EVITER LES ERREURS DU PASSE
Le chef de l’Etat a-t-il vraiment intérêt à se lancer dans une telle entreprise ? A première vue, il n’en tirera aucun dividende politique. Avant lui, Mobutu a cherché par tous les moyens à s’accrocher au pouvoir, usant de tous les moyens d’Etat à sa disposition. On connait bien la suite. Après la chute catastrophique de la 2ème République, les mêmes qui ont induit Mobutu en erreur se retrouvent aujourd’hui autour du chef de l’Etat Kabila, lui prodiguant les mêmes conseils. Comme avec Mobutu, ils détaleront lorsque sonnera le glas. Ils sont ainsi créés.

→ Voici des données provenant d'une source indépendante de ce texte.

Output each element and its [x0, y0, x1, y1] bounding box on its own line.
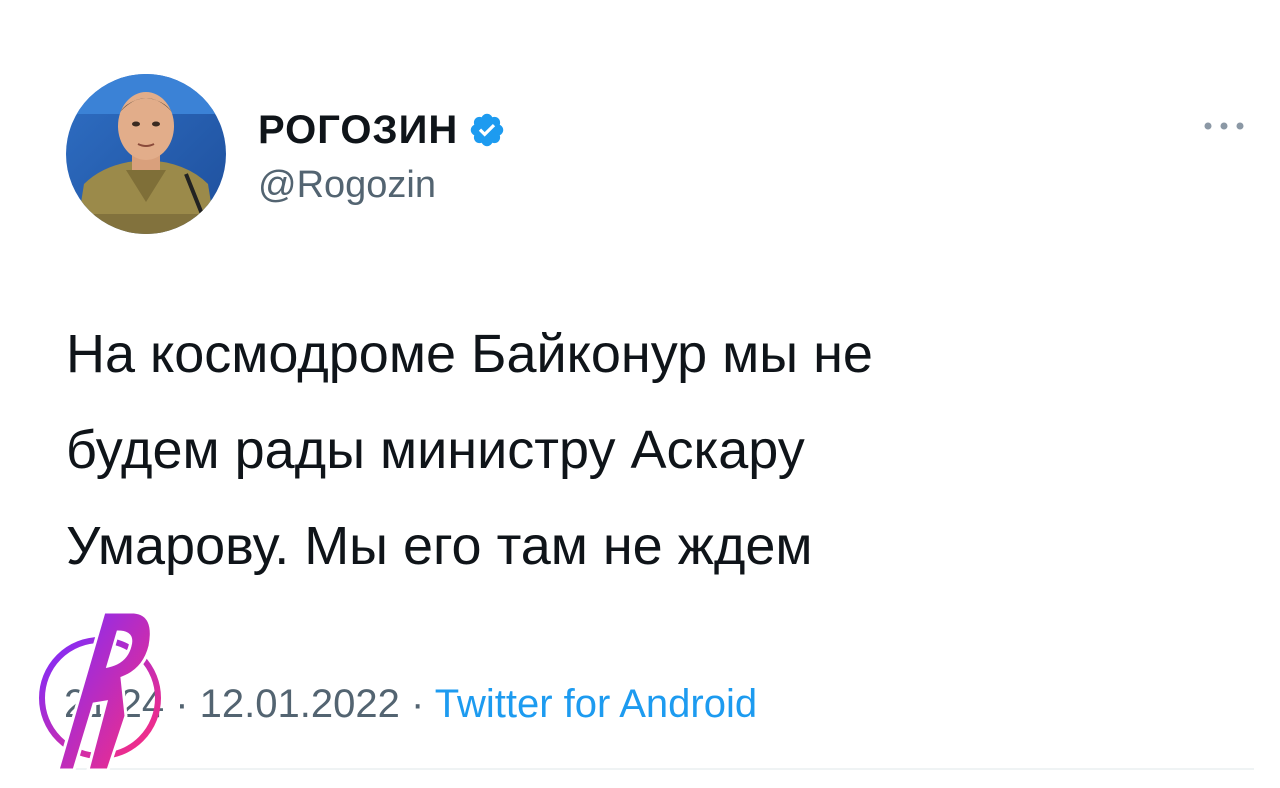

Après avoir réunifié la RDC par l’endossement de l’accord-cadre d’Addis-Abeba et engagé le pays sur la voie en organisant en 2006 et en 2011 les premières élections libres et démocratiques de la RDC, le président Kabila a une chance historique d’inscrire son nom en lettres d’or dans l’histoire de la RDC.
Garant de la Nation, le chef de l’Etat doit se démarquer du schéma chaotique, pire encore suicidaire, dans lequel veulent l’entrainer les aigris et tous les opportunistes qui se recrutent dans sa cour. Le président de la République est lié à la nation par un serment (article 74 de la Constitution). Il est le seul à détenir la clé qui libère le processus électoral.